Europe's main stock markets had closed up between 1.8 and 2.4 percent on Monday on prospects for continued stimulus measures to underpin economic recovery in leading world economies, traders said.

Tokyo's benchmark Nikkei-225 index climbed 0.63 percent to close at 9,870.73 points on Tuesday as investors took their cue from New York where the Dow Jones Industrial Average rose 2.0 percent, hitting the best close for 13 months.

Tokyo's gains were capped, however, by worries about the renewed strength of the yen as well as uncertainty surrounding the nearly two-month-old Japanese government's economic policies, analysts said.

"The market's momentum is rather sluggish, because foreigners are reluctant to buy Japanese stocks," Nikko Cordial senior strategist Tsuyoshi Kawata told Dow Jones Newswires.

As long as US interest rates stay low, the dollar is likely to remain weak against the yen, he said.
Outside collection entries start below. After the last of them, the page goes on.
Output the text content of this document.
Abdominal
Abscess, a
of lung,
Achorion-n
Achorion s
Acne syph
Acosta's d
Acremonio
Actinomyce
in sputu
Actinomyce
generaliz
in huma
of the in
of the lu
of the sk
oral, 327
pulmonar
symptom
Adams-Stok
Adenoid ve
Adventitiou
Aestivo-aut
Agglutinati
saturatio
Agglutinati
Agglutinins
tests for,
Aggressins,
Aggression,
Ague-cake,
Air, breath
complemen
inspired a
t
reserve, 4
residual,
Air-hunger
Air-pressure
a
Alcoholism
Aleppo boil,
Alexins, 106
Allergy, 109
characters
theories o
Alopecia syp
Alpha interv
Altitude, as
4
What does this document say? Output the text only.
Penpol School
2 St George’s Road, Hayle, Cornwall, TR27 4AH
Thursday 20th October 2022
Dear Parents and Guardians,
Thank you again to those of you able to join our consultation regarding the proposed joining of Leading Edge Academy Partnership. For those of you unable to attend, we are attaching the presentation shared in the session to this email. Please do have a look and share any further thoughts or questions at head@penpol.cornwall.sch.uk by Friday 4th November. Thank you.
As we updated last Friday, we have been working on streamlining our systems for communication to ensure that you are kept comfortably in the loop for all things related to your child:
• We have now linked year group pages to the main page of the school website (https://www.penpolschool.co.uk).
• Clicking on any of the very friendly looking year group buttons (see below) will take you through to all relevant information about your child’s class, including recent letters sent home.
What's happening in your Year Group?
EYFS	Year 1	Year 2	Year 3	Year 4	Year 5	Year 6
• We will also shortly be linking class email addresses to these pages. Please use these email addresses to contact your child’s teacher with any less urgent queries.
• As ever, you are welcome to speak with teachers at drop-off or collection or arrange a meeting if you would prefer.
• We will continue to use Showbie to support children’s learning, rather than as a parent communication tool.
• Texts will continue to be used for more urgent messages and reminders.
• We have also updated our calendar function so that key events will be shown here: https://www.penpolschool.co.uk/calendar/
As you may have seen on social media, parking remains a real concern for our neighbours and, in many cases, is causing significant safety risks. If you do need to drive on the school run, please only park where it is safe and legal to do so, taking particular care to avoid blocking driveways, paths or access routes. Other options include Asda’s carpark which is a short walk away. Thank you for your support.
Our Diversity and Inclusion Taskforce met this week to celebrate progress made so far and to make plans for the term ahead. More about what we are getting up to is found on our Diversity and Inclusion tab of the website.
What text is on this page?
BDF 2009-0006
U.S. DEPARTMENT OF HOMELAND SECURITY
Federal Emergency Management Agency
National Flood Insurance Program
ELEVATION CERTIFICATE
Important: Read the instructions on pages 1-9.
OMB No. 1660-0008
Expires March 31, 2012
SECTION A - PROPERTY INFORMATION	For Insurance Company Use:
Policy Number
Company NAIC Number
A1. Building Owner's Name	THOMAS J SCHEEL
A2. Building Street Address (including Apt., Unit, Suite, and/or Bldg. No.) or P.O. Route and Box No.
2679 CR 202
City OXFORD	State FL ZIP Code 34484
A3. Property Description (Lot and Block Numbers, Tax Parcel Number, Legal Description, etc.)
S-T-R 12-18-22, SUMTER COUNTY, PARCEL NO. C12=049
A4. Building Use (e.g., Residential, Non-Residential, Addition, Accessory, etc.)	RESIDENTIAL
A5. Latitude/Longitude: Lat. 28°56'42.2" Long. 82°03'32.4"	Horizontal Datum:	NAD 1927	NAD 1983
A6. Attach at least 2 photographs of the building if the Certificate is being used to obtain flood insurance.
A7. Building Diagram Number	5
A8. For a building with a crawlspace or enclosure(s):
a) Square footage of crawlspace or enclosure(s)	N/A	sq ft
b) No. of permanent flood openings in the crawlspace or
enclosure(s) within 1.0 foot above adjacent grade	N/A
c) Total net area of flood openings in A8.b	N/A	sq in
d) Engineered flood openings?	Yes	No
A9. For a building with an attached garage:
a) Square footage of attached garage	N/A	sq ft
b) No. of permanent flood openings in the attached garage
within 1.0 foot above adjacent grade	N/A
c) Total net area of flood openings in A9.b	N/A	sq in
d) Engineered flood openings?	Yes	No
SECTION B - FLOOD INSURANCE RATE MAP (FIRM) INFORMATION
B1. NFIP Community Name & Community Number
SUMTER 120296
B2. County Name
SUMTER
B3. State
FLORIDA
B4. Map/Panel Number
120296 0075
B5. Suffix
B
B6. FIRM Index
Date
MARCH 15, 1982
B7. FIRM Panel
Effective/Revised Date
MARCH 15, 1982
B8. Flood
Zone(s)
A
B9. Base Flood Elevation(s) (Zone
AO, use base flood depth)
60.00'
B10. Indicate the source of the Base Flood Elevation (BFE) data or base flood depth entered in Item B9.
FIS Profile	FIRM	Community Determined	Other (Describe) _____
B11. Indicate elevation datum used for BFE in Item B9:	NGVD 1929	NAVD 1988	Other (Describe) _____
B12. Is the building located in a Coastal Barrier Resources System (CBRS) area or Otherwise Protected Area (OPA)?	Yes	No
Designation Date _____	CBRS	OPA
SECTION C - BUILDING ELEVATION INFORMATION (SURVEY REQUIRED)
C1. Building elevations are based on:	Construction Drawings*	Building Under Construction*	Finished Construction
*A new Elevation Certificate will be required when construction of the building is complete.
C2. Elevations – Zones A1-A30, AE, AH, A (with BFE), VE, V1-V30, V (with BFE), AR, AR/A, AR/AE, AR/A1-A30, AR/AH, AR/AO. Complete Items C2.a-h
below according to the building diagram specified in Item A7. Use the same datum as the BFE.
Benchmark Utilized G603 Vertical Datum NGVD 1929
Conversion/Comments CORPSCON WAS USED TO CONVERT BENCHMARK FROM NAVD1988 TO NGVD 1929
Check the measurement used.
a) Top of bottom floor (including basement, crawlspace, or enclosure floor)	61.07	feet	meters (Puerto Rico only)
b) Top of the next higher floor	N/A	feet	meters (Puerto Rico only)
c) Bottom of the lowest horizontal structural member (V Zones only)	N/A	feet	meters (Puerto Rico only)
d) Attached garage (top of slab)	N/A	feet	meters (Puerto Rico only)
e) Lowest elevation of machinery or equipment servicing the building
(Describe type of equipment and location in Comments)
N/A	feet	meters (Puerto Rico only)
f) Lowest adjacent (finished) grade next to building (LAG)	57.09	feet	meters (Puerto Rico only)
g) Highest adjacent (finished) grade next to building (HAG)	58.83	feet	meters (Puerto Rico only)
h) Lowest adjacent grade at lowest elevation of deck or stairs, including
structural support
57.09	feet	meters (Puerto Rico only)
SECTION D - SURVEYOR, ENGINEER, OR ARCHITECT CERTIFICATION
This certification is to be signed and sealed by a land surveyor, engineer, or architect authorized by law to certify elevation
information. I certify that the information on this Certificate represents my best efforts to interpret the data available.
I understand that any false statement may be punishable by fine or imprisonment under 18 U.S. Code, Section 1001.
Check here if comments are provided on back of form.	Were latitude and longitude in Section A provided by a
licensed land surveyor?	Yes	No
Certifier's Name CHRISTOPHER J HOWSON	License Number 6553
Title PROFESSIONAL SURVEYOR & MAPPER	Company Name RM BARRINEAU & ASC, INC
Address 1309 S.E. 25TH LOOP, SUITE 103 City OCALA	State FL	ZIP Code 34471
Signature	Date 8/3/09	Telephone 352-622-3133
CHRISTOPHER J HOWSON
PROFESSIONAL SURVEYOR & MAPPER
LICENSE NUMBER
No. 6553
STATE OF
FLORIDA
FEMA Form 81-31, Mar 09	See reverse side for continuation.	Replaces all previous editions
The greenback's slide is bad news for Japanese exporters such as car and electronics makers.

Elsewhere in Asian stock market trade on Tuesday, Hong Kong advanced 0.27 percent, Shanghai gained 0.10 percent and Sydney jumped 1.26 percent.

Jakarta dropped 1.02 percent and Mumbai lost 0.35 percent.

On Monday, the Dow Jones Industrial Average jumped 2.03 percent to end at 10,226.94 points, logging its best closing level since October 3, 2008.

Market sentiment was lifted by a weekend decision by G20 finance ministers to stick to emergency stimulus support measures despite signs that the world was emerging from a long financial maelstrom, analysts said.

It acted as a "impetus," said Patrick O'Hare of Briefing.com as the ministers "tempered the market's concerns about stimulus measures being withdrawn too soon."

Together with last week's US Federal Reserve announcement that interest rates will likely remain at exceptionally low levels for an extended period, it "effectively sent a message that easy money policies will remain the rule and not the exception," O'Hare said.

The world's largest and top emerging economies agreed at a Group of 20 (G20) meeting on Saturday in Scotland to maintain stimulus measures to support "uneven" economic recovery.

"The recovery is uneven and remains dependent on policy support, and high unemployment is a major concern," the G20 said in a final communique.

"To restore the global economy and financial system to health, we agreed to maintain support for the recovery until it is assured."